A major lesson is the need to be able to withstand setback and failure. In 2011 I intended to walk from Le Puy en Velay to Pamplona, about 850 kilometres. I walked (and rode) only about 130 before deciding to pack it in and go home. My reason was valid. I thought that I was experiencing potentially serious cardio-vascular problems and the Aubrac plateau was a very bad place to have medical difficulties.

There was often no cell phone coverage and I believed that a minor heart problem there could turn very nasty. All those little jokes about the tasteful little memorial to the Canadian pilgrim (me) didn’t seem quite so funny all of a sudden, especially since I have passed several tasteful little memorials to other pilgrims who died here and didn’t expect to.

Of course you know that the medical community in Ottawa tested me thoroughly and found no underlying cardiac problem, but I do have now and probably had then, diabetes. It is controlled with a pill every morning and a little care with my diet. Like not too much ice cream.

There is a big difference between having a failure and being a failure. Having a failure is a temporary condition, a setback if you like while being a failure is a statement of a life condition. I had a failure last year, but I am not a failure because of it.
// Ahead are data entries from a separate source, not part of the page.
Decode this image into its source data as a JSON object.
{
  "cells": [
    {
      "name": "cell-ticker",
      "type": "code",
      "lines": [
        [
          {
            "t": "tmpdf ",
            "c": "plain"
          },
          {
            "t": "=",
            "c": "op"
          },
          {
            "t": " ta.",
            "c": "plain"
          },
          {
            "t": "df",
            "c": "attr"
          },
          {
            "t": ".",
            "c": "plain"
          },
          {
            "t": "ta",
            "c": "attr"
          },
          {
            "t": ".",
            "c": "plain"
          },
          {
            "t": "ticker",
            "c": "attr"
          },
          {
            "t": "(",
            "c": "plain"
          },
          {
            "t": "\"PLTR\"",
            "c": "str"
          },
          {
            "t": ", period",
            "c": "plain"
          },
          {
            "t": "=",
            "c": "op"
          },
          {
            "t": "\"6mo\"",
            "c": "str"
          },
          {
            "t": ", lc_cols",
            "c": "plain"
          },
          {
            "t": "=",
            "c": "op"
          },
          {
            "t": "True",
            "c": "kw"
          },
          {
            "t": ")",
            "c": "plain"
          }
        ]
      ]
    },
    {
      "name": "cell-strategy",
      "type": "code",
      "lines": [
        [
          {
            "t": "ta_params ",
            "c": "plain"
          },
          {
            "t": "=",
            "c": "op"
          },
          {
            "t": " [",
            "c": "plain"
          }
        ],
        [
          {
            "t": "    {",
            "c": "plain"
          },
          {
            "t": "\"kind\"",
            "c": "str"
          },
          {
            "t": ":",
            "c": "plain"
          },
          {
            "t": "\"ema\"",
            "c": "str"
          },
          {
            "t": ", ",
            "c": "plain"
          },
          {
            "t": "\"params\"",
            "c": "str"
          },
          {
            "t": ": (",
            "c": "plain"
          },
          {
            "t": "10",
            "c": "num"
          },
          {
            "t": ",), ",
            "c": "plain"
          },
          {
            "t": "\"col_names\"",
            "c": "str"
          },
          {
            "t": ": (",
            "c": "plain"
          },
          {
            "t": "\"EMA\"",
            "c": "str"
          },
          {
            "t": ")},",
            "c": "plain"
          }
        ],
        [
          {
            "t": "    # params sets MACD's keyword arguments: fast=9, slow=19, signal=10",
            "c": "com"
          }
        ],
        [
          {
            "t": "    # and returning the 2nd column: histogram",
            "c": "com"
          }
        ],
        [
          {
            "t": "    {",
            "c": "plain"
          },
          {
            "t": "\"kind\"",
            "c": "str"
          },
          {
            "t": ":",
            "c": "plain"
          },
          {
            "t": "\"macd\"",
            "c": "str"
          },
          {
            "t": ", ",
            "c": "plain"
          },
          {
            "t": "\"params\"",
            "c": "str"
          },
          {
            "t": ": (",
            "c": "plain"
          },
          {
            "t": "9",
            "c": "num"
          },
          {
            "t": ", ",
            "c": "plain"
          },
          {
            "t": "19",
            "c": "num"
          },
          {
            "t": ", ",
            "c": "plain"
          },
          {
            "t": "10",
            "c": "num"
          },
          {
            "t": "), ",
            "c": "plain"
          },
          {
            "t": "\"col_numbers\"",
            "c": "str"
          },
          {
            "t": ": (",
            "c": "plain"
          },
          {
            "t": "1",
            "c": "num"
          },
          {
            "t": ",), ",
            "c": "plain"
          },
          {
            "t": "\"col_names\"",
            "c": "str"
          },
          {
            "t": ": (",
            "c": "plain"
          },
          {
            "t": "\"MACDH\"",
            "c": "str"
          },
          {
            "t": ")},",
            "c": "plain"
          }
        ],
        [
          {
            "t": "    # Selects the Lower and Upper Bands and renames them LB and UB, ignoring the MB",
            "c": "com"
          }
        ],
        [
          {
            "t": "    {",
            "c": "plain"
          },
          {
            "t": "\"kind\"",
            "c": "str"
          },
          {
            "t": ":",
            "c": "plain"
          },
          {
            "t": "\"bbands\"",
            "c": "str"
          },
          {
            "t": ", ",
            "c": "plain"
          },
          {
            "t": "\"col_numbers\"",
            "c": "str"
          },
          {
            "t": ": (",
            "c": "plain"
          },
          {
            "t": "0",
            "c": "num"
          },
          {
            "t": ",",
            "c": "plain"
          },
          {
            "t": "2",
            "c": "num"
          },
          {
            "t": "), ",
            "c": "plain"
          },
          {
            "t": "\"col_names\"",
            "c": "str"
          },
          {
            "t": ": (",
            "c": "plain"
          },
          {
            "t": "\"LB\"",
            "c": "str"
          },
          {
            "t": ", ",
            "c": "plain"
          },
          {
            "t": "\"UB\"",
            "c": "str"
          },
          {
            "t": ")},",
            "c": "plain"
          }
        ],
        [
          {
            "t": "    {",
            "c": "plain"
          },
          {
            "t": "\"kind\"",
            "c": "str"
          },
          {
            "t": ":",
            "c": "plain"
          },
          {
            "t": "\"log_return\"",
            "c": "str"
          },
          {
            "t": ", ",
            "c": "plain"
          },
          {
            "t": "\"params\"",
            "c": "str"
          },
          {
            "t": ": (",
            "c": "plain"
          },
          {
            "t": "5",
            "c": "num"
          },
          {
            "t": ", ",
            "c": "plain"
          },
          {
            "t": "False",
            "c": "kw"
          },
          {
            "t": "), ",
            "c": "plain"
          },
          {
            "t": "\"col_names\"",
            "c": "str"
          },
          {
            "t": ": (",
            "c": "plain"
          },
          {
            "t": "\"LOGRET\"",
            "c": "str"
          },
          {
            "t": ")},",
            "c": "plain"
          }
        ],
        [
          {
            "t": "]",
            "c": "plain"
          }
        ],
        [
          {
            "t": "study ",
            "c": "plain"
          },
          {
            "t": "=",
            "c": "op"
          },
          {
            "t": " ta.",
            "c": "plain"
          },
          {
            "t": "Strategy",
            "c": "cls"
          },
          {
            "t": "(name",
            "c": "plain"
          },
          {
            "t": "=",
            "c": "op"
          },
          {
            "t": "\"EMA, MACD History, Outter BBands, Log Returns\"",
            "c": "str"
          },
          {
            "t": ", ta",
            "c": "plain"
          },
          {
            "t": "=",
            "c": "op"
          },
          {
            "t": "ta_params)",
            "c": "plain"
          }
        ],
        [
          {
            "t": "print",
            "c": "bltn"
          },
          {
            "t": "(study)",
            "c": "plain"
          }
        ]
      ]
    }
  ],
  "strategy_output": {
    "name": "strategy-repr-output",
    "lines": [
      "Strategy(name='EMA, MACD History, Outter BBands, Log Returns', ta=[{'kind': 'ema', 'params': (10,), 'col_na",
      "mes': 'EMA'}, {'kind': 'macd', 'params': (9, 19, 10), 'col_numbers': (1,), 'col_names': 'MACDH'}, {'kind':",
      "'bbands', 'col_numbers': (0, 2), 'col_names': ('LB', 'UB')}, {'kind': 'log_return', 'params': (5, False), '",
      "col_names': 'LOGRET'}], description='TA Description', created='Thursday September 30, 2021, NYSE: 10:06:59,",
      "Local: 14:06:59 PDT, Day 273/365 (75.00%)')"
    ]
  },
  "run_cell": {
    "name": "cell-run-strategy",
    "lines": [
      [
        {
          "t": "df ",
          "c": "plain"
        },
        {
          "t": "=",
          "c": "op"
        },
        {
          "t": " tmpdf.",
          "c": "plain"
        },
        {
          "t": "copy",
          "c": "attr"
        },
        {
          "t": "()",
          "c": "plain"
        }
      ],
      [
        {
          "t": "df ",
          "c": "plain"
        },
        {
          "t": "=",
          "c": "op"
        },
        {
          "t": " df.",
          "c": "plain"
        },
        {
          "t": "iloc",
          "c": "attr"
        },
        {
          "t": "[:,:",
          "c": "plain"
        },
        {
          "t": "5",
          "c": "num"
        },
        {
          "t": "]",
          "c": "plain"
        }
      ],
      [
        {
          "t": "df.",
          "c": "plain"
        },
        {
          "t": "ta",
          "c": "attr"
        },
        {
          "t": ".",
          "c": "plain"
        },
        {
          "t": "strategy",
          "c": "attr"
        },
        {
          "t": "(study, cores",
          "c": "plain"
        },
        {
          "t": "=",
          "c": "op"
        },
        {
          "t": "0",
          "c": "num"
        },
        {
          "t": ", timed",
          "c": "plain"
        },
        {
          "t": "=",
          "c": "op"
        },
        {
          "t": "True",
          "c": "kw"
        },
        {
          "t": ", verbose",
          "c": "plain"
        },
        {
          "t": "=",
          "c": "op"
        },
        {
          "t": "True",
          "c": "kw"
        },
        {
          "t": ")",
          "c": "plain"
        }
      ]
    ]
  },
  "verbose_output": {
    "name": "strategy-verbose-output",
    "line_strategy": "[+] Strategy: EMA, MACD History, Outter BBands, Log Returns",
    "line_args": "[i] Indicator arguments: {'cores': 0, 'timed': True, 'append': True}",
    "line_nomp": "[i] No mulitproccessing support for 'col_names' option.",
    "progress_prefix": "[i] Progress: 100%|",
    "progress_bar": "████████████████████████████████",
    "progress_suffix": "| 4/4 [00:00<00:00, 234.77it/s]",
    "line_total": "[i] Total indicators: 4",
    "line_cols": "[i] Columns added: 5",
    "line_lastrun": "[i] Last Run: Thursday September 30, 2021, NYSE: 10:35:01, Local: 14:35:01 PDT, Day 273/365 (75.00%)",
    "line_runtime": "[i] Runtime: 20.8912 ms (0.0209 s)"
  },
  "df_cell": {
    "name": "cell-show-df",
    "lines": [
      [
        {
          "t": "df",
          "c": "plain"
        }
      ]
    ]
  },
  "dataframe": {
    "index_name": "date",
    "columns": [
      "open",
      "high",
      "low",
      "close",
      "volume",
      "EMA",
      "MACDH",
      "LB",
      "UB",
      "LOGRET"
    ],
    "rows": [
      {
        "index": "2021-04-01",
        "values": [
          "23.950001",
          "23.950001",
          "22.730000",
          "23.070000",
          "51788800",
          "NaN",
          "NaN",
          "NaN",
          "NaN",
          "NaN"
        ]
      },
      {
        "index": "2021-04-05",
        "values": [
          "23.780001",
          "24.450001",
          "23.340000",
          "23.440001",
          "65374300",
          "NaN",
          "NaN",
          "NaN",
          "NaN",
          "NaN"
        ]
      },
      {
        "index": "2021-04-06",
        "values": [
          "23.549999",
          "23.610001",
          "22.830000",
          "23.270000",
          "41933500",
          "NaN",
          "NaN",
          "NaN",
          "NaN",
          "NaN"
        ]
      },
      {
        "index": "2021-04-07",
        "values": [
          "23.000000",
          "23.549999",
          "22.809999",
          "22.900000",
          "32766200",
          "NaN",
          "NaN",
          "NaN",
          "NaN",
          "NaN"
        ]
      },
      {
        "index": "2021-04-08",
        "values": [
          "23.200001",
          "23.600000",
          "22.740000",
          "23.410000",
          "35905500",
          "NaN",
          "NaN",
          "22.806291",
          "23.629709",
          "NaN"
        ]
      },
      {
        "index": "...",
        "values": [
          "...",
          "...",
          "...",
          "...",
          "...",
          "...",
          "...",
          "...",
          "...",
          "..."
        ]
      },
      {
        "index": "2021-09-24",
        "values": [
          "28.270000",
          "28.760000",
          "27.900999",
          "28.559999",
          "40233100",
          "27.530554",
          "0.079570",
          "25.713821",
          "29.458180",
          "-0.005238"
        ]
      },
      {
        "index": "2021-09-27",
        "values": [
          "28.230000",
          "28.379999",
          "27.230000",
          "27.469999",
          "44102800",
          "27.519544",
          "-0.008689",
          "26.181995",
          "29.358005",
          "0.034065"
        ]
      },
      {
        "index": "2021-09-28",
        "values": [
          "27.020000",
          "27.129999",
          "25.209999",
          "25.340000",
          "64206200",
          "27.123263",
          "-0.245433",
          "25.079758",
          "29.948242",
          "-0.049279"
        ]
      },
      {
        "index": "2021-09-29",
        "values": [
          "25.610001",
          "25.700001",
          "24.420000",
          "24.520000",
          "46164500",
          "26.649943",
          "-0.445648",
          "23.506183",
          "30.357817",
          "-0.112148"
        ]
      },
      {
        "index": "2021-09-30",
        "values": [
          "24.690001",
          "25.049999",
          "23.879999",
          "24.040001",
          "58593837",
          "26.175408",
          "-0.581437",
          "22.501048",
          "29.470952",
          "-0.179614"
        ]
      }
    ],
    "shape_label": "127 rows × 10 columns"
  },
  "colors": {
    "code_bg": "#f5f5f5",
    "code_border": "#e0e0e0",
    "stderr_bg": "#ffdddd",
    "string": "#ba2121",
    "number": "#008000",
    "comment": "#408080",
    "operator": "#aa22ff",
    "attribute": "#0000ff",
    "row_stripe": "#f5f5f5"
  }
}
There will be many more lessons but I have to think more about them and get them straight in my head. I am too tired right now to do them justice and, since I now accept that there many be lots of new lessons, I am reluctant to miss any. So they will come later.

I appreciate all of you who have kept up with me as I walked and all of you who contributed to a Hospice, either the Hospice at May Court in Ottawa or a hospice wherever in the world you happen to be.

This physical camino is over but the one inside of me is well and strong and will help guide my life. Bye for now.